Togo

 
Togo - 25-Jul-2013
Législatives: Aux urnes dans le calme pour un vote "d'espoir"
"Depuis 7h ce matin les togolais vont aux urnes dans le calme. Pour le moment la journée électorale se déroule tranquillement. Les citoyens voient dans ces législatives un vote d'espoir: celui de pouvoir choisir leurs représentants librement et dans la transparence.
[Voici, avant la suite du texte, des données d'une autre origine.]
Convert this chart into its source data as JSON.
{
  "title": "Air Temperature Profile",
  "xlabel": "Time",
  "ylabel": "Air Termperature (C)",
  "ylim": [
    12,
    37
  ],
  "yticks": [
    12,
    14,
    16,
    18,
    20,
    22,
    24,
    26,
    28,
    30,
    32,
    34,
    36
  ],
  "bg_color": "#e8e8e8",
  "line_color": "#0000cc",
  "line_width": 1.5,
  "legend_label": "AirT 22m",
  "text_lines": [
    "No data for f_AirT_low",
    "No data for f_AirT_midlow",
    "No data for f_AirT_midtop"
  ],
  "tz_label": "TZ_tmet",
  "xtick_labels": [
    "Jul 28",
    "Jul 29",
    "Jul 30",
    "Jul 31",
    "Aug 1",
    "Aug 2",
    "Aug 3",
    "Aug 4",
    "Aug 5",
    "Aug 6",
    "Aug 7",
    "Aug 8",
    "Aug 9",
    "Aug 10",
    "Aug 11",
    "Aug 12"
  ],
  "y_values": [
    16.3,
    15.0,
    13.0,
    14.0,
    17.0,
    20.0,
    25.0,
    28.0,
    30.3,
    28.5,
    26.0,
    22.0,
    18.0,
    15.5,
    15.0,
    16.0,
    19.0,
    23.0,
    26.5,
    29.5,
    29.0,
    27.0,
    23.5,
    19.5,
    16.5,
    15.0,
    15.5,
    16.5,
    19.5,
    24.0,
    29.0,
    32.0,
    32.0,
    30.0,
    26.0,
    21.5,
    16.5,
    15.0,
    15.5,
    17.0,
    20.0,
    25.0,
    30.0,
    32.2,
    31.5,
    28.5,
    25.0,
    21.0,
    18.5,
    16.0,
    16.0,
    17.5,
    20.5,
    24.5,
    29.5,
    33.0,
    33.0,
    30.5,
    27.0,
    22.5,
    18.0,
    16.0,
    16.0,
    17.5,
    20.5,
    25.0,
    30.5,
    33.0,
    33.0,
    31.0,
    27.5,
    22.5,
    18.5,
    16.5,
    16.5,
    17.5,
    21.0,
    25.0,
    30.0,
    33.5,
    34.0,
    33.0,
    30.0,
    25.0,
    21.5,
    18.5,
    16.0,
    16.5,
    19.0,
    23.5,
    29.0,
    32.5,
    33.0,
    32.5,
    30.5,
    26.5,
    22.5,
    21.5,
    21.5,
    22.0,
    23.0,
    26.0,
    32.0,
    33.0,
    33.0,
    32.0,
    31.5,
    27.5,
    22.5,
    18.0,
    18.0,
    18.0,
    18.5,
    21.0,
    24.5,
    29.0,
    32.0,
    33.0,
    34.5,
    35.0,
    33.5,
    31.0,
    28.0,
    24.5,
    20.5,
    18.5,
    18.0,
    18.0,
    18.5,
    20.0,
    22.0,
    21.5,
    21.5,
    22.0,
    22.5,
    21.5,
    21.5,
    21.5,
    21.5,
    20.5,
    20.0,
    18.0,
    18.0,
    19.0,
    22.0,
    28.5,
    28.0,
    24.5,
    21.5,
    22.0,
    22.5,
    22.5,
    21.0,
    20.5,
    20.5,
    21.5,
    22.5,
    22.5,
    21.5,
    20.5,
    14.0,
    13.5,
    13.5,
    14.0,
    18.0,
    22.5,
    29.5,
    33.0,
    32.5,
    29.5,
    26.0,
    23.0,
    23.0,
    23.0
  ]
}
Mais le plus grand espoir est que tout se passe de façon pacifique".

Des sources missionnaires contactées par la MISNA à Lomé décrivent en ces termes le climat qui règne dans la capitale tandis que trois millions d'inscrits son attendus aux urnes pour les législatives. "La campagne électorale a suscité un grand intérêt ce qui pourrait laisser présager un bon taux de participation – poursuit l'interlocuteur de la MISNA – malgré une crainte voilée que des violences puissent troubler le scrutin. Ces derniers mois les tensions sociales et politiques n'ont pas manqué dans notre pays, espérons qu'elles se dissipent". A Lomé "le ciel est couvert, il pourrait pleuvoir, mais il fait frais. C'est la bonne température pour aller voter et pour apaiser les esprits", conclut la source locale.

Pour l'une des premières fois dans l'histoire électorale récente du Togo, l'opposition a décidé de ne pas boycotter le vote. Elle sera essentiellement représentée par la Coalition Arc-en-ciel et le Collectif Sauvons le Togo (Cst), qui pendant des mois ont manifesté pour dénoncer un processus "peu transparent" en faveur du président Faure Gnassingbé et de son nouveau parti, l'Union pour la République (Unir), l'héritier du Rassemblement pour le peuple togolais (Rpt) fondé par son père Gnassingbé Eyadéma, président pendant 38 ans, de 1967 à 2005. En tout 91 sièges – dix de plus qu'actuellement – sont à pourvoir à l'Assemblée nationale et 26 partis politiques prennent part au vote. Les bureaux devraient fermer leurs portes à 16h et les résultats ne seront pas connus avant plusieurs jours. Dans le parlement sortant le parti présidentiel détient 50 sièges sur 81.

L'Union Africaine et la Communauté économique des pays d'Afrique centrale (Cédéao) ont déployé des observateurs sur le terrain pour veiller au bon déroulement du scrutin. A partir de lundi dernier plus de 31000 agents des forces de sécurité et de défense ont voté régulièrement.

La campagne électorale, qui s'est conclue mardi à minuit, s'est déroulée sans aucun incident particulier, mais société civile, défenseurs des droits de l'homme et évêques ont exprimé toute leur "préoccupation" face aux tensions croissantes qui "menacent la paix sociale" et pourraient dégénérer à l'occasion du vote.

Depuis l'indépendance, en 1958, la petite ex-colonie française a été le théâtre de fréquentes violences politiques et électorales. Les présidentielles de 2005 se sont conclues par des centaines de victimes et des milliers de réfugiés dans les pays voisins. Le Togo a été gouverné par une main de fer pendant plus de 30 ans par le président Gnassingbé Eyadéma. À sa mort, en 2005, l'armé a porté au pouvoir son fils, qui a remporté en 2005 et en 2010 des scrutins présidentiels dont les résultats ont été contestés par l'opposition.